Menudo trago. Ya lleva seis meses sin ni siquiera una postal.

—¿En la fundación no tienen ni idea?

—Ya me lo preguntó antes. —Le recordó Everard—. Siempre ha sido un operador independiente. Fue la condición que puso para aceptar los fondos. Sí, iba en dirección a los Andes, pero apenas saben más que eso. Es un territorio enorme. Las autoridades policiales de los distintos países posibles no han podido decirnos nada.

Es difícil decirlo. Resulta melodramático. Pero…

—¿Sospecha… juego sucio?

—No lo sabemos, señorita Tamberly. Esperamos que no. Quizá se arriesgó un poco demasiado… En todo caso, mi trabajo es intentar entenderlo. —Sonrió. Se le arrugaba la cara—. Mi idea para hacerlo es comenzar comprendiendo a las personas por las que él siente aprecio.

—Siempre fue, ya sabe, reservado. Un tipo bastante introvertido.

—Que, sin embargo, sentía mucho aprecio por usted. ¿Le importa si le hago algunas preguntas sobre usted, para empezar?

—Adelante. No le garantizo que las conteste todas.

—Nada demasiado personal. Veamos. Está en el último año de Stanford, ¿no? ¿En qué se gradúa?

—En biología.

—Eso es casi tan amplio como «física», ¿no?

No es tonto.

—Bien, en general me interesan las transiciones evolutivas.
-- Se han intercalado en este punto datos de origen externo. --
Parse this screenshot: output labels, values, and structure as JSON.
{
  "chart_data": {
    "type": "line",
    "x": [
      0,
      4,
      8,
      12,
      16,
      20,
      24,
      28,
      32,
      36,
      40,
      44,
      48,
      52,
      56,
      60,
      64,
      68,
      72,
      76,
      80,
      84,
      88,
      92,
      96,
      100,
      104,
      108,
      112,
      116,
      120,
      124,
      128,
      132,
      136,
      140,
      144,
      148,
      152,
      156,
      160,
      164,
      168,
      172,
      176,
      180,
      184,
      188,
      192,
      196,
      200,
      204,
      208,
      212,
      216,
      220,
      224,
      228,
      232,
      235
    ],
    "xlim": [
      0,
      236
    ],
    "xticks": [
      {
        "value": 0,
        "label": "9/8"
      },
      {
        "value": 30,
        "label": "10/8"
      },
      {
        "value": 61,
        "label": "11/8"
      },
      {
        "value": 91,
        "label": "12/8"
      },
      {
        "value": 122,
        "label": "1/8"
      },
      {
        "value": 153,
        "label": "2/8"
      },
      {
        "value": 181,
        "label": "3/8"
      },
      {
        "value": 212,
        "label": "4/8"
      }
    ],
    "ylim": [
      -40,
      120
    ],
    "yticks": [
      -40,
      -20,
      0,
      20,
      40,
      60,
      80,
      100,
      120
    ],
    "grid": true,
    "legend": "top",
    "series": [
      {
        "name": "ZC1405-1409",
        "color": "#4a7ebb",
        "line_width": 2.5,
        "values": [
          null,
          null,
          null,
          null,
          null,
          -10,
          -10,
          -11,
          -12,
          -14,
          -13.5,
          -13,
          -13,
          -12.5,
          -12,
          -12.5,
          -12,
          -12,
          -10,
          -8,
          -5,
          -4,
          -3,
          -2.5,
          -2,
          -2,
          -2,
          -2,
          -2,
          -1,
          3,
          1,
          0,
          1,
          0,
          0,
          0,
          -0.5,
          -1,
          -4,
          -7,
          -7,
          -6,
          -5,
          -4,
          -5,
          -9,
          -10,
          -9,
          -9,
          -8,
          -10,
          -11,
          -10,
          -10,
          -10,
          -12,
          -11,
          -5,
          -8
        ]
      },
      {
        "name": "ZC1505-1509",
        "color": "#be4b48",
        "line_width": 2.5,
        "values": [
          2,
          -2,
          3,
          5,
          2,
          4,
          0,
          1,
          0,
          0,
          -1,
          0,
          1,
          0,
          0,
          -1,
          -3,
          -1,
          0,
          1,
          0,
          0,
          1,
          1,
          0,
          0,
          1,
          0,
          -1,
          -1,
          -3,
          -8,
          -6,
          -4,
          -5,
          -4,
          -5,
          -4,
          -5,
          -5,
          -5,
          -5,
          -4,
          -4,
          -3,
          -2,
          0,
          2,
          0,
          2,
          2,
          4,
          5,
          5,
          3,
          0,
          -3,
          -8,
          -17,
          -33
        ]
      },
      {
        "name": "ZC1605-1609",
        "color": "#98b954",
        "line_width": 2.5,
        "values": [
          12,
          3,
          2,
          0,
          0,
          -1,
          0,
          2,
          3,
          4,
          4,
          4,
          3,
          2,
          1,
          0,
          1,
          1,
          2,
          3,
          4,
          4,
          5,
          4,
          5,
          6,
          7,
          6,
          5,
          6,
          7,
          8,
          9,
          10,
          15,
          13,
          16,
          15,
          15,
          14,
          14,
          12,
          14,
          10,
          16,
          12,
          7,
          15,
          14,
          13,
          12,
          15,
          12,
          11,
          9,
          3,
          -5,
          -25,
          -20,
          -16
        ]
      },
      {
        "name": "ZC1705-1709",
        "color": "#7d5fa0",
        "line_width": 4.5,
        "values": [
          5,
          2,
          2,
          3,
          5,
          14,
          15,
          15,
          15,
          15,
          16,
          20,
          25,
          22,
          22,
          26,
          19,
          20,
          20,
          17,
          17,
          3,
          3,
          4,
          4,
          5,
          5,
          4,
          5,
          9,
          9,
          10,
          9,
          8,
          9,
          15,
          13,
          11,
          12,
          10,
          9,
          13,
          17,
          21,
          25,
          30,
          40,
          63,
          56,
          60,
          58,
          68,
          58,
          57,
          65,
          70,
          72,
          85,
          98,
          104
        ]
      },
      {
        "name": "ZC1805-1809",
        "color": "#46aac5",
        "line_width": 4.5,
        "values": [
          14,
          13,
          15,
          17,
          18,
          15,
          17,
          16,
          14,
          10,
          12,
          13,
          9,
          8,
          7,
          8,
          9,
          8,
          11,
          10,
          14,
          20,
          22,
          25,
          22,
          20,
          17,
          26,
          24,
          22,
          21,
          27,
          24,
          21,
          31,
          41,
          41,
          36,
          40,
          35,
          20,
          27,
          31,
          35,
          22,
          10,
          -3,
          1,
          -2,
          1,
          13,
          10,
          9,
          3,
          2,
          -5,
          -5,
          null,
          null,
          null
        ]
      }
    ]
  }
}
Probablemente me dedicaré a la paleontología.

—Entonces, ¿planea cursar un postrado?

—Oh, sí. Un doctorado es el carné de entrada si quieres dedicarte a la ciencia.

—Tiene más aspecto atlético que académico, si me permite decírselo.
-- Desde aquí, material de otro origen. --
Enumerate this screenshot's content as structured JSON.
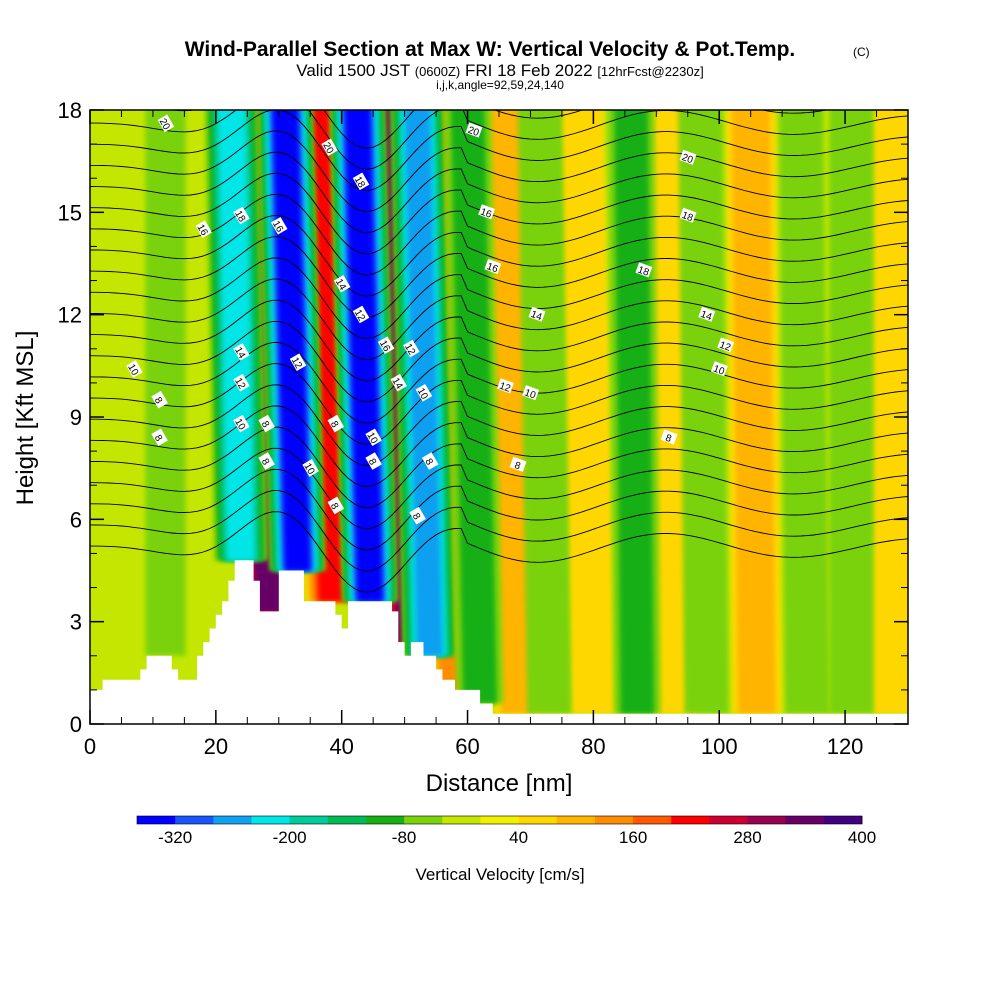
{
  "title": {
    "main": "Wind-Parallel Section at Max W: Vertical Velocity & Pot.Temp.",
    "copyright": "(C)",
    "valid_prefix": "Valid 1500 JST",
    "valid_utc": "(0600Z)",
    "valid_date": "FRI 18 Feb 2022",
    "forecast": "[12hrFcst@2230z]",
    "indices": "i,j,k,angle=92,59,24,140"
  },
  "chart_data": {
    "type": "heatmap",
    "xlabel": "Distance [nm]",
    "ylabel": "Height [Kft MSL]",
    "xlim": [
      0,
      130
    ],
    "ylim": [
      0,
      18
    ],
    "x_ticks": [
      "0",
      "20",
      "40",
      "60",
      "80",
      "100",
      "120"
    ],
    "y_ticks": [
      "0",
      "3",
      "6",
      "9",
      "12",
      "15",
      "18"
    ],
    "colorbar": {
      "title": "Vertical Velocity [cm/s]",
      "tick_labels": [
        "-320",
        "-200",
        "-80",
        "40",
        "160",
        "280",
        "400"
      ],
      "levels": [
        -360,
        -320,
        -280,
        -240,
        -200,
        -160,
        -120,
        -80,
        -40,
        0,
        40,
        80,
        120,
        160,
        200,
        240,
        280,
        320,
        360,
        400
      ],
      "colors": [
        "#0000ff",
        "#1855ff",
        "#0fa0f0",
        "#00e6e6",
        "#00cc99",
        "#00bb55",
        "#16b016",
        "#7ad20a",
        "#c4e600",
        "#f0f000",
        "#ffd700",
        "#ffb400",
        "#ff8c00",
        "#ff5a00",
        "#ff0000",
        "#cc0030",
        "#990050",
        "#660066",
        "#400080"
      ]
    },
    "terrain_profile": [
      [
        0,
        1.0
      ],
      [
        2,
        1.3
      ],
      [
        5,
        1.3
      ],
      [
        8,
        1.6
      ],
      [
        9,
        2.0
      ],
      [
        12,
        2.0
      ],
      [
        13,
        1.6
      ],
      [
        14,
        1.3
      ],
      [
        16,
        1.3
      ],
      [
        17,
        2.0
      ],
      [
        18,
        2.4
      ],
      [
        19,
        2.8
      ],
      [
        20,
        3.2
      ],
      [
        21,
        3.6
      ],
      [
        22,
        4.2
      ],
      [
        23,
        4.8
      ],
      [
        25,
        4.8
      ],
      [
        26,
        4.2
      ],
      [
        27,
        3.3
      ],
      [
        29,
        3.3
      ],
      [
        30,
        4.5
      ],
      [
        33,
        4.5
      ],
      [
        34,
        3.6
      ],
      [
        37,
        3.6
      ],
      [
        39,
        3.2
      ],
      [
        40,
        2.8
      ],
      [
        41,
        3.6
      ],
      [
        47,
        3.6
      ],
      [
        48,
        3.3
      ],
      [
        49,
        2.4
      ],
      [
        50,
        2.0
      ],
      [
        51,
        2.4
      ],
      [
        53,
        2.0
      ],
      [
        55,
        1.6
      ],
      [
        56,
        1.3
      ],
      [
        58,
        1.0
      ],
      [
        62,
        0.6
      ],
      [
        64,
        0.3
      ],
      [
        130,
        0.3
      ]
    ],
    "updraft_bands": [
      {
        "x_bottom": 28.5,
        "x_top": 26,
        "w": 320
      },
      {
        "x_bottom": 38.5,
        "x_top": 36,
        "w": 200
      },
      {
        "x_bottom": 51,
        "x_top": 48.5,
        "w": 320
      },
      {
        "x_bottom": 58,
        "x_top": 55.5,
        "w": 120
      },
      {
        "x_bottom": 68,
        "x_top": 66,
        "w": 80
      },
      {
        "x_bottom": 80,
        "x_top": 78,
        "w": 60
      },
      {
        "x_bottom": 93,
        "x_top": 91,
        "w": 50
      },
      {
        "x_bottom": 106,
        "x_top": 105,
        "w": 100
      },
      {
        "x_bottom": 128,
        "x_top": 128,
        "w": 60
      }
    ],
    "downdraft_bands": [
      {
        "x_bottom": 33,
        "x_top": 31,
        "w": -320
      },
      {
        "x_bottom": 44.5,
        "x_top": 42.5,
        "w": -320
      },
      {
        "x_bottom": 54,
        "x_top": 52,
        "w": -240
      },
      {
        "x_bottom": 24,
        "x_top": 22.5,
        "w": -200
      },
      {
        "x_bottom": 62,
        "x_top": 60,
        "w": -80
      },
      {
        "x_bottom": 73,
        "x_top": 71.5,
        "w": -60
      },
      {
        "x_bottom": 87,
        "x_top": 86,
        "w": -80
      },
      {
        "x_bottom": 98,
        "x_top": 97,
        "w": -60
      },
      {
        "x_bottom": 114,
        "x_top": 113,
        "w": -60
      },
      {
        "x_bottom": 121,
        "x_top": 121,
        "w": -60
      },
      {
        "x_bottom": 12,
        "x_top": 12,
        "w": -40
      }
    ],
    "theta_contour_labels": [
      {
        "text": "20",
        "x": 12,
        "y": 17.6
      },
      {
        "text": "20",
        "x": 38,
        "y": 16.9
      },
      {
        "text": "20",
        "x": 61,
        "y": 17.4
      },
      {
        "text": "20",
        "x": 95,
        "y": 16.6
      },
      {
        "text": "18",
        "x": 24,
        "y": 14.9
      },
      {
        "text": "18",
        "x": 43,
        "y": 15.9
      },
      {
        "text": "18",
        "x": 95,
        "y": 14.9
      },
      {
        "text": "18",
        "x": 88,
        "y": 13.3
      },
      {
        "text": "16",
        "x": 18,
        "y": 14.5
      },
      {
        "text": "16",
        "x": 30,
        "y": 14.6
      },
      {
        "text": "16",
        "x": 63,
        "y": 15.0
      },
      {
        "text": "16",
        "x": 64,
        "y": 13.4
      },
      {
        "text": "16",
        "x": 47,
        "y": 11.1
      },
      {
        "text": "14",
        "x": 40,
        "y": 12.9
      },
      {
        "text": "14",
        "x": 71,
        "y": 12.0
      },
      {
        "text": "14",
        "x": 98,
        "y": 12.0
      },
      {
        "text": "14",
        "x": 24,
        "y": 10.9
      },
      {
        "text": "14",
        "x": 49,
        "y": 10.0
      },
      {
        "text": "12",
        "x": 43,
        "y": 12.0
      },
      {
        "text": "12",
        "x": 33,
        "y": 10.6
      },
      {
        "text": "12",
        "x": 51,
        "y": 11.0
      },
      {
        "text": "12",
        "x": 24,
        "y": 10.0
      },
      {
        "text": "12",
        "x": 66,
        "y": 9.9
      },
      {
        "text": "12",
        "x": 101,
        "y": 11.1
      },
      {
        "text": "10",
        "x": 7,
        "y": 10.4
      },
      {
        "text": "10",
        "x": 24,
        "y": 8.8
      },
      {
        "text": "10",
        "x": 53,
        "y": 9.7
      },
      {
        "text": "10",
        "x": 70,
        "y": 9.7
      },
      {
        "text": "10",
        "x": 45,
        "y": 8.4
      },
      {
        "text": "10",
        "x": 35,
        "y": 7.5
      },
      {
        "text": "10",
        "x": 100,
        "y": 10.4
      },
      {
        "text": "8",
        "x": 11,
        "y": 9.5
      },
      {
        "text": "8",
        "x": 28,
        "y": 8.8
      },
      {
        "text": "8",
        "x": 39,
        "y": 8.8
      },
      {
        "text": "8",
        "x": 28,
        "y": 7.7
      },
      {
        "text": "8",
        "x": 45,
        "y": 7.7
      },
      {
        "text": "8",
        "x": 54,
        "y": 7.7
      },
      {
        "text": "8",
        "x": 68,
        "y": 7.6
      },
      {
        "text": "8",
        "x": 11,
        "y": 8.4
      },
      {
        "text": "8",
        "x": 39,
        "y": 6.4
      },
      {
        "text": "8",
        "x": 52,
        "y": 6.1
      },
      {
        "text": "8",
        "x": 92,
        "y": 8.4
      }
    ]
  }
}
—Tenis, acampada, claro, me gusta el aire libre, y buscar fósiles es una forma genial de que te paguen por estar al aire libre. —En un impulso—. Tengo en cartera un trabajo de verano. Guía turística en las Galápagos. El Mundo Perdido si alguna vez hubo un Mundo Perdido. —De pronto los ojos me pican y se me nublan—. Tío Steve lo arregló para mí. Tiene amigos en Ecuador.
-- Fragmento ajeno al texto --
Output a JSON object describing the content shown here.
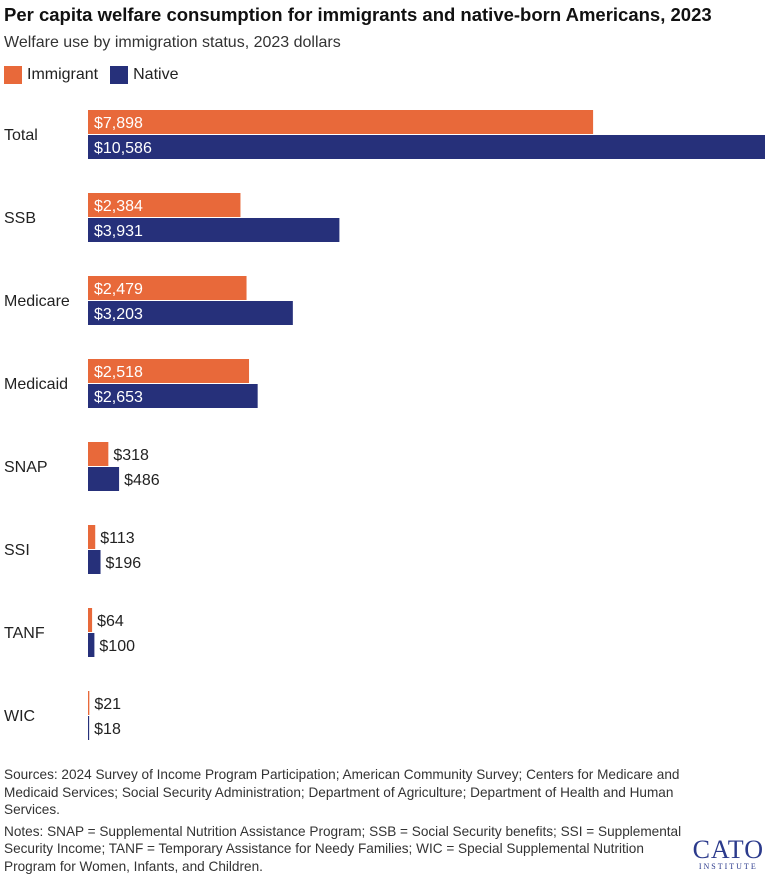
{
  "title": "Per capita welfare consumption for immigrants and native-born Americans, 2023",
  "subtitle": "Welfare use by immigration status, 2023 dollars",
  "colors": {
    "immigrant": "#E8693A",
    "native": "#26307A"
  },
  "legend": {
    "immigrant": "Immigrant",
    "native": "Native"
  },
  "chart_data": {
    "type": "bar",
    "orientation": "horizontal",
    "categories": [
      "Total",
      "SSB",
      "Medicare",
      "Medicaid",
      "SNAP",
      "SSI",
      "TANF",
      "WIC"
    ],
    "series": [
      {
        "name": "Immigrant",
        "values": [
          7898,
          2384,
          2479,
          2518,
          318,
          113,
          64,
          21
        ],
        "labels": [
          "$7,898",
          "$2,384",
          "$2,479",
          "$2,518",
          "$318",
          "$113",
          "$64",
          "$21"
        ]
      },
      {
        "name": "Native",
        "values": [
          10586,
          3931,
          3203,
          2653,
          486,
          196,
          100,
          18
        ],
        "labels": [
          "$10,586",
          "$3,931",
          "$3,203",
          "$2,653",
          "$486",
          "$196",
          "$100",
          "$18"
        ]
      }
    ],
    "xlim": [
      0,
      10586
    ],
    "grid": false
  },
  "sources": "Sources: 2024 Survey of Income Program Participation; American Community Survey; Centers for Medicare and Medicaid Services; Social Security Administration; Department of Agriculture; Department of Health and Human Services.",
  "notes": "Notes: SNAP = Supplemental Nutrition Assistance Program; SSB = Social Security benefits; SSI = Supplemental Security Income; TANF = Temporary Assistance for Needy Families; WIC = Special Supplemental Nutrition Program for Women, Infants, and Children.",
  "logo": {
    "name": "CATO",
    "sub": "INSTITUTE"
  }
}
—Suena genial. ¿Cómo va de español?

—Muy bien. Nosotros, mi familia, solíamos pasar muchas vacaciones en México. Todavía voy de vez en cuando, y he viajado por Sudamérica.

Ha sido increíblemente fácil hablar con él. «Cómodo como un zapato viejo», diría papá. Nos sentamos en un banco del campus, tomamos cervezas en la cafetería y acaba llevándome a cenar. Nada espectacular, nada romántico. Pero ha valido la pena saltarse las clases. Le he contado un montón de cosas.

Es curioso cómo se las ha arreglado para contar poco de sí mismo.

De eso me doy cuenta cuando me dice adiós ante mi edificio de apartamentos.

—Me ha sido de mucha ayuda, señorita Tamberly. Quizá más de lo que supone. Mañana hablaré con sus padres. Luego supongo que volveré a Nueva York. Tome. —Saca la cartera y extrae una pequeña cartulina blanca—. Mi tarjeta. Si le viene cualquier otra cosa a la cabeza, por favor, llámeme inmediatamente, a cobro revertido. —Muy serio añade—: O si sucede cualquier cosa que le parezca peculiar. Por favor. Este asunto podría ser un poco peligroso.

¿Tío Steve implicado con la CIA, o qué? De pronto la noche ya no parece agradable.

—Vale. Buenas noches, señor Everard. —Acepto la tarjeta y me apresuro a entrar.